Loss and grief beckon towards asking the higher questions.  Demands that we see in a new way and to see the pain experienced in a larger context and indeed give the suffering a meaning so that it makes sense (Viktor Frankl) and not be defeated by it.  Viewing this from above and in the bigger picture allows it to be bearable and gives it the meaning which seems it is devoid of and which has made the pain experienced a great enemy. 

Those who are called to grieve may choose transcendence to unite their suffering with that of God, Jesus and others and not be alone on this road. The sharing of their pain leads to transformation of the sufferer. A new being emerges at the other end, like a society which emerges after a great tragedy like a pandemic.  Still human but somehow changed. A new memory for future posterity is made. Perhaps we could say even like the scars of the nails on hands and feet are still there but the Resurrection transforms them into piercings of life and love. Resurrection after a global suffering, like a pandemic, also leave scars and they will also in time be seen as sufferings which brought a change when needed.  

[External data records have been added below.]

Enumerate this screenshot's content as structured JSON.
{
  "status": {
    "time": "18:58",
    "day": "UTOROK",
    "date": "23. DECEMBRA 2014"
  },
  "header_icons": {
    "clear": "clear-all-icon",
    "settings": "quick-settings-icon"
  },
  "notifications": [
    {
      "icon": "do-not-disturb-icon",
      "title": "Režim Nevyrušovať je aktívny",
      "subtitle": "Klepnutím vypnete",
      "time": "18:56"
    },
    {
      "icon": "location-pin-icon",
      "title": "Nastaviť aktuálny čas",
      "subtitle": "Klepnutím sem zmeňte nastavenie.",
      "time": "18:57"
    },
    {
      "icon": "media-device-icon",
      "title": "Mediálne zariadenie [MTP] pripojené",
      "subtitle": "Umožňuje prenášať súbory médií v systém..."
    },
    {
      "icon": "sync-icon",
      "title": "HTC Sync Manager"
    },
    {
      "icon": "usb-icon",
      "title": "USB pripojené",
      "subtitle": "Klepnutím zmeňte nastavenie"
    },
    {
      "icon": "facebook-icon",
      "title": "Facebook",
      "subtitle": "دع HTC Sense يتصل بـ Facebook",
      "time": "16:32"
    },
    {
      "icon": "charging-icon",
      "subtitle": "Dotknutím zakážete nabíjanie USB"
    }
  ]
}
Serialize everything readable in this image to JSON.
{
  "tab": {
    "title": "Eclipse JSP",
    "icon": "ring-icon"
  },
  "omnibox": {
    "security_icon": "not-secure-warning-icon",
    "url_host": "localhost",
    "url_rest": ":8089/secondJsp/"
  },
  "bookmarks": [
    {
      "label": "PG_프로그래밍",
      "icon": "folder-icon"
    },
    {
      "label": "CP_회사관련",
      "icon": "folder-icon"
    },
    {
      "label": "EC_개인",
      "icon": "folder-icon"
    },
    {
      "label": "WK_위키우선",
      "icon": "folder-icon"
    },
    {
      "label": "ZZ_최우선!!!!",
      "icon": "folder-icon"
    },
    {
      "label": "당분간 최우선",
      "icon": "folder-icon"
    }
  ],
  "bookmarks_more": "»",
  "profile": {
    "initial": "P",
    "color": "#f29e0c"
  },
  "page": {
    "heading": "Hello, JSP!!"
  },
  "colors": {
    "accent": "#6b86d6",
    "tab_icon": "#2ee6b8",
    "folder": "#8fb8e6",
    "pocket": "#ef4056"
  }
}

This reflection on grief and loss has emerged as a result of the present sufferings experienced globally by society as a result of an unexpected intruder, Coronavirus.  An intruder that by the time it leaves will leave behind a new humanity. Nothing can be the same again. Just like a woman who has an abortion her life will never be the same again because an innocence has been lost.  Just like a child who has been abused will never be the same again, so this virus cannot leave society the same as before. The experience will imprint itself into the memory of both the young and the older generations.   So that in times of the future, they young ones, will speak of a time in distant past when a violent intruder broke into the life of their families and society and all things changed. 

These future generations can speak of a time when they saw their parents grieve and weep for what they had lost, jobs, homes, friendships, money, freedoms, when the thing called “Coronavirus 19” appeared unexpectedly and caused so much pain.